The Oakdale High School swimming and diving team's roster reached nearly 50 athletes in the program's third season of existence last winter.
After winning the boys county championship and finishing a close second to the five-time defending champion Urbana girls, second-year coach Jared Minetola expected an increase in participation.
Instead, the Bears squad dropped to 38 members for the 2012-13 season.
The decrease in participation, however, is not limited to Oakdale.
Coaches agreed the Frederick County high school swim season likely will be missing some of its top-level talent.
At the season-ending coaches meeting last spring, the county's supervisor of athletics, Perry Baker, reinforced to coaches a six-year state eligibility rule that makes it difficult for swimmers to balance both high school and year-round swimming during the winter season.
When the Maryland Public Secondary Schools Athletic Association instituted a state championship swim meet in 2007, participating teams became obligated to abide by MPSSAA regulations.
A rule in the organization's handbook states that although students are permitted to participate in the same sport outside of school during the sport's season, those outside commitments cannot conflict with high school practice and competitions.

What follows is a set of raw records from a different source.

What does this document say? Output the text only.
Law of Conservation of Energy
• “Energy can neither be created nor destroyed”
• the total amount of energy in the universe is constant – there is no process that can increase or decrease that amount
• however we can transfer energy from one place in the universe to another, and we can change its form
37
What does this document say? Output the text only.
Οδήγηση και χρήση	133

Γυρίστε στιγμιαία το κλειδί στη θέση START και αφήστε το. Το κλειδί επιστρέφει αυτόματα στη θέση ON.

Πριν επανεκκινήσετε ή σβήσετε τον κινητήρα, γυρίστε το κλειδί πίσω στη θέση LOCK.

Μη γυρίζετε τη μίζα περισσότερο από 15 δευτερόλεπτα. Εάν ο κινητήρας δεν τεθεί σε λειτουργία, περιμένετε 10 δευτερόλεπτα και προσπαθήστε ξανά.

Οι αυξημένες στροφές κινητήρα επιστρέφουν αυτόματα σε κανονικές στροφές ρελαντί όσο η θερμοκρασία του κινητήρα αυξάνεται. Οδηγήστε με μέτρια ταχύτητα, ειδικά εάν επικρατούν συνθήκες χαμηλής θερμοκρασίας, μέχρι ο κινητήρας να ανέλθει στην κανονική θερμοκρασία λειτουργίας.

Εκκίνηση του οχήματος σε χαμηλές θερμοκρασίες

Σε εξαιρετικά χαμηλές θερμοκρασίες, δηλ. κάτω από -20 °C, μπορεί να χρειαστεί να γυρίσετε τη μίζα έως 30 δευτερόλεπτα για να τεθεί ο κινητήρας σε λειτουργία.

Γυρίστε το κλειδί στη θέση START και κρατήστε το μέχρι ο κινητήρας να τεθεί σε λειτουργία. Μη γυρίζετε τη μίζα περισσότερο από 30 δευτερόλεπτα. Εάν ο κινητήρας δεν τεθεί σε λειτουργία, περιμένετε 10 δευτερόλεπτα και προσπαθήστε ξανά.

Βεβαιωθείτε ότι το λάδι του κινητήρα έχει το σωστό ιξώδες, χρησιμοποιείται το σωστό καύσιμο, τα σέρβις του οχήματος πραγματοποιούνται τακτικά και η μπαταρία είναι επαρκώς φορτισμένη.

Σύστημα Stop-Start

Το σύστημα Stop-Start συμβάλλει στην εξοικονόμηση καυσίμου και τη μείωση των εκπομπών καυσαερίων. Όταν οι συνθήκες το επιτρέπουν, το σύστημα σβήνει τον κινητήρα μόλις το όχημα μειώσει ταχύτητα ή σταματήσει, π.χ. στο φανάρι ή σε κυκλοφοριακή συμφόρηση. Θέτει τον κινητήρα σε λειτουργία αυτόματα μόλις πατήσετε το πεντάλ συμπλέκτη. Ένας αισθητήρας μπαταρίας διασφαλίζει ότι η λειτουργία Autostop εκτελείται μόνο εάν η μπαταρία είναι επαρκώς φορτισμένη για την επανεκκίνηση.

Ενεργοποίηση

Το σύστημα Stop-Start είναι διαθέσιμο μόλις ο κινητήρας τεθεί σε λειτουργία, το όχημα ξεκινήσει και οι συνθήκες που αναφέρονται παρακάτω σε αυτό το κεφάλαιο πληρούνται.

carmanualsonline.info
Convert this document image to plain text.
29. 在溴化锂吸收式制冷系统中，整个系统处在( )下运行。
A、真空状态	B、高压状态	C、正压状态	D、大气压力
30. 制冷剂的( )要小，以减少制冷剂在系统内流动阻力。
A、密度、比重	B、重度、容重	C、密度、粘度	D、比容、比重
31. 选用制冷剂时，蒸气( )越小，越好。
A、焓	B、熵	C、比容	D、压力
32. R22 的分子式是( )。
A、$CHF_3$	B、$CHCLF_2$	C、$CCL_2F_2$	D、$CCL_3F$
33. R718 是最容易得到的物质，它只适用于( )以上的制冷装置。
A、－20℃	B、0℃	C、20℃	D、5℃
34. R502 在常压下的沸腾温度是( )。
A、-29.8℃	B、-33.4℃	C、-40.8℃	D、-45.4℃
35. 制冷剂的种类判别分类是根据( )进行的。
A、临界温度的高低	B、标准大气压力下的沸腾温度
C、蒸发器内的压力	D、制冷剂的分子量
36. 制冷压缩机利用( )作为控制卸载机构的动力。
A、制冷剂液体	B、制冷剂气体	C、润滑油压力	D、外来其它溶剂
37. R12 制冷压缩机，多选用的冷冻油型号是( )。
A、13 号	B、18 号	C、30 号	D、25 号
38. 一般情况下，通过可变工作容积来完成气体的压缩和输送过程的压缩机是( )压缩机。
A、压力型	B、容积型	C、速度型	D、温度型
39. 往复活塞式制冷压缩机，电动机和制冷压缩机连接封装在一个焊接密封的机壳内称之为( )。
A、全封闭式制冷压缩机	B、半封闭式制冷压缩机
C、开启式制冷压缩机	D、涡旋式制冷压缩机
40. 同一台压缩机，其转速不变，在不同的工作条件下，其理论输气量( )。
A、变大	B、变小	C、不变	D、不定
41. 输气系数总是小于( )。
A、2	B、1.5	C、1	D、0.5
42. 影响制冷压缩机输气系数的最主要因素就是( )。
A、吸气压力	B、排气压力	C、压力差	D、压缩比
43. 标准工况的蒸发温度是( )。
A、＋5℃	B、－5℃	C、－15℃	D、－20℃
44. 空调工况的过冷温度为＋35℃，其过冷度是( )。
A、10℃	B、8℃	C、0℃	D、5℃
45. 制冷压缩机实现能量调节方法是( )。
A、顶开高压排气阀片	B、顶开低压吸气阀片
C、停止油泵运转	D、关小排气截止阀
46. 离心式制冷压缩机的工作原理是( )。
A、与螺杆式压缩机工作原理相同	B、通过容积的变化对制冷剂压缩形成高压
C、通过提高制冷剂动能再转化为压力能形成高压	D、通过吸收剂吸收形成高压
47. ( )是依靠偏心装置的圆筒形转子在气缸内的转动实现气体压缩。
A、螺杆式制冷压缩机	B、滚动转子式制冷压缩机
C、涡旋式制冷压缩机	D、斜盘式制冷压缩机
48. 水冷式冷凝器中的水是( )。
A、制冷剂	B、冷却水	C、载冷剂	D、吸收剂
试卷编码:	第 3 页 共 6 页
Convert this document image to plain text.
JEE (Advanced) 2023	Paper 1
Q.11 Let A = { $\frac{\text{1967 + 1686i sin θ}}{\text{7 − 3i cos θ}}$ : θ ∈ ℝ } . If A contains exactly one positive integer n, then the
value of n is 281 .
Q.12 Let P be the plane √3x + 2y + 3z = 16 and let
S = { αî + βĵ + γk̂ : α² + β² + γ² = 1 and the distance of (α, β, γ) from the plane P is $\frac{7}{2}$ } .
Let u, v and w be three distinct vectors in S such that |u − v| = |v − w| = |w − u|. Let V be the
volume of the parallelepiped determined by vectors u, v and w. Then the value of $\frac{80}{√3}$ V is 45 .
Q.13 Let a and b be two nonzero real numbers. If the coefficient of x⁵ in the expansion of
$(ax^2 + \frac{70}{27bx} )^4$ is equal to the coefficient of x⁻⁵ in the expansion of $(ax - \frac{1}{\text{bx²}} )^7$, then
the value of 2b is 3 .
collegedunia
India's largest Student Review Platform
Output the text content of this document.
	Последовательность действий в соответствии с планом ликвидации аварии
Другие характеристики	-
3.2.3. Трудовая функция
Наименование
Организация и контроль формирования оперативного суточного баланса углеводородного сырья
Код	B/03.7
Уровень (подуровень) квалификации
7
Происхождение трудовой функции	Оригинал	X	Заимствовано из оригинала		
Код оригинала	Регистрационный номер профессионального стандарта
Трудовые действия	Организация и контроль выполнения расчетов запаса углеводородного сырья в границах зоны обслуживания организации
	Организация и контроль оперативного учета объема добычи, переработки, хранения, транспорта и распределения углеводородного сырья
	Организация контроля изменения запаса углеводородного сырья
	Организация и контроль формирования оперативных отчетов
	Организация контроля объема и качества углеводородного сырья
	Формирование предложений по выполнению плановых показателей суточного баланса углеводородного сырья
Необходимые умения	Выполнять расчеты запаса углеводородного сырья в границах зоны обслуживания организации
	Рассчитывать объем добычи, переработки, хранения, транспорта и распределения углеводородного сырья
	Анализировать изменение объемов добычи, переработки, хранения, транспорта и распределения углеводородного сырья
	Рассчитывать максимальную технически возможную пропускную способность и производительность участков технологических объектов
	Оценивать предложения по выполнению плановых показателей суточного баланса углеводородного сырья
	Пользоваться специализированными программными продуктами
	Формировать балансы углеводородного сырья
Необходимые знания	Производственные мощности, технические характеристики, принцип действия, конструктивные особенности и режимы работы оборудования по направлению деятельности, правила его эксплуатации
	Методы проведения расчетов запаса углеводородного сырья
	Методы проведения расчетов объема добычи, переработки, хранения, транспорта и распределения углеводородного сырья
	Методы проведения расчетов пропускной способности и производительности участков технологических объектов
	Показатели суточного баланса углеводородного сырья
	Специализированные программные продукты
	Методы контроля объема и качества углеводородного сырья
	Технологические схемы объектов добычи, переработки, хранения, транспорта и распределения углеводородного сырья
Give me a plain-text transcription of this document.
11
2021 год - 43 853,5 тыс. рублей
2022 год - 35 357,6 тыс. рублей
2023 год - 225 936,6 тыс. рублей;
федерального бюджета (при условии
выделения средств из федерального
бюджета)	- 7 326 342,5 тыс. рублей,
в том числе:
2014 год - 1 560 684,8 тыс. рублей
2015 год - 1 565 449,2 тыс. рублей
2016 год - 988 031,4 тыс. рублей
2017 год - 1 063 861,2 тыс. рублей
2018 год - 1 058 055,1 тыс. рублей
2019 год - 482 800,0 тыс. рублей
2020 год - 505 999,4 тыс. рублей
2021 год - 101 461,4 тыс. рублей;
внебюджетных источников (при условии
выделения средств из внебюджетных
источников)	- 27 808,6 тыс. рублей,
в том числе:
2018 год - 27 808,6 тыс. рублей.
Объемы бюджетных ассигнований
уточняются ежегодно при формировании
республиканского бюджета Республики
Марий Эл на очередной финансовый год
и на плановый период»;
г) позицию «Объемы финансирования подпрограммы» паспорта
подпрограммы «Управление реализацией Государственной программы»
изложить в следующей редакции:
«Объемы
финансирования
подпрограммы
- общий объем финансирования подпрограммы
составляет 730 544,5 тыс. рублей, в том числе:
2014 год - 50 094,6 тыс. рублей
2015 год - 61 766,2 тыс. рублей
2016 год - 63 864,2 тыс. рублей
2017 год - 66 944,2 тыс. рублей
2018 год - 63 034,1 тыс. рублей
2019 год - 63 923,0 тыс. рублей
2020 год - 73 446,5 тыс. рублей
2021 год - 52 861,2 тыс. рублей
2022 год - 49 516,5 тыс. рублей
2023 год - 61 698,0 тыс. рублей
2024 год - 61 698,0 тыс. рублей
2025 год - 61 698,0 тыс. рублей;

“The rule has been in effect for many years, but [Baker] provided some further explantation and gave a clearer description so coaches would have a better understanding for any coaches who might not have been as clear,” Middletown girls coach Stacey MacMillian said.
The ruling applies to all MPSSAA-sanctioned sports, but is particularly difficult in swimming and diving, mostly because of scheduling conflicts due to limited facilities, MacMillian added.
MPSSAA Executive Director Ned Sparks said the issue hadn't showed up on his radar yet, but school systems are eligible to make proposals.
The MPSSAA is unlikely, however, to change the ruling, he added, because it's important for high school coaches to be in tune with their athletes.
“It's not too unlike what's going on now with concussions. Maybe a kid was playing with their club team over the weekend and suffered a concussion, but the high school coach doesn't know that,” Sparks said.
Progression in the sport of swimming is heavily reliant on repetition. Most high level club swimmers attend up to nine training sessions per week.
Fitting in an extra two or three practices in addition to competitions, can be quite strenuous.
“They are more tired. When you're swimming tired you have to make sure you're careful so there aren't an injuries because of that,” Tuscarora girls coach Laurie Szukalski said. “It's tough and it's not without complaints, but in order to swim [for high school] you have to comply with the rule.”
For many athletes, however, the couple months of extra fatigue is worth the opportunity to represent their school in the water.
Although swimming is primarily an individual sport, the high school season provides a team-oriented atmosphere many club athletes relish, Tuscarora boys coach Matt Ginalick added.
And though the absence of swimmers the caliber of Oakdale's Evan Kolovich, who was the third-highest scorer at last year's Class 3A/2A/1A state championship, will hurt Frederick County in its competition with dominant neighboring Montgomery County at the state level, there are many talented swimmers who still will get the chance to shine this winter.
And really, MacMillian said, that is what high school swimming is about, fostering a love for the sport and competition.
“It's too bad the high school season and year-round can't co-exist. In other sports it's year-round except for the high school season. Where I grew up high school was the big-time. I wish it could be like that,” Minetola said.